Lawyer for Open Russia Foundation staff pledges to file complaint about searches in their homes

MOSCOW. Dec 22 (Interfax) - The searches at apartments of several employees of the Open Russia Foundation established by former Yukos head Mikhail Khodorkovsky will be challenged in court, lawyer Sergei Badamshin told Interfax.

"Without any doubt, we will file a complaint as we consider the searches unlawful and groundless," Badamshin, who represents the interests of the organization's staff, said.

The investigative activities that started early on Tuesday morning have almost been completed, he said. "They seized every belonging of the Open Russia employees, everything that could be seized: phones, office appliances, documents," he said.

Now the law enforcement agencies are conducting the final investigative activity: they are searching a car belonging to Khodorkovsky's press secretary, Kulle Pispanen, he added.

Earlier on Tuesday we learnt that law enforcement agents came to search Moscow's Open Russia headquarters. The founder of the Open Russia Foundation, Mikhail Khodorkovsky, said in a live interview with Ekho Moskvy radio that he considered the actions of the law enforcement agencies a kind of pressure on the organization's staff, adding that Open Russia, regardless of the current circumstances, is not going to move to other countries.
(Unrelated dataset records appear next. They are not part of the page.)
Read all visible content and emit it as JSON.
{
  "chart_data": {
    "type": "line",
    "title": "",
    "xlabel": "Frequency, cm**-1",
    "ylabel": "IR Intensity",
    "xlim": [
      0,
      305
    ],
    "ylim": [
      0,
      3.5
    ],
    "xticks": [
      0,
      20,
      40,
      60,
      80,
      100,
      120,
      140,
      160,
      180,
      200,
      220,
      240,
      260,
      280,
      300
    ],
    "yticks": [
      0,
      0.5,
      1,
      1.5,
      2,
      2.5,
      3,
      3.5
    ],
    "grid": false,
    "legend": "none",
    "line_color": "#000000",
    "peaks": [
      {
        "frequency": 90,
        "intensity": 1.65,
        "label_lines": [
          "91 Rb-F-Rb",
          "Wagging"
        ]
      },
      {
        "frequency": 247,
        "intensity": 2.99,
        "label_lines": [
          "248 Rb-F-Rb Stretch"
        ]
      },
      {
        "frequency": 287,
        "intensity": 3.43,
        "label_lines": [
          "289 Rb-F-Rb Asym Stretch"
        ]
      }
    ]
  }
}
It will continue to work in Russia, he said.

Russian Investigative Committee spokesman Vladimir Markin revealed that the searches at apartments of the ex-Yukos head's coworkers were conducted for the purpose of checking the legitimacy of the acquisitions of shares in the oil company by its shareholders, who have won s $50-billion case at the Permanent Court of Arbitration in The Hague.

Lawyer Badamshin said he was perplexed by how the searches could shed a light on legitimacy or wrongfulness of the acquisitions.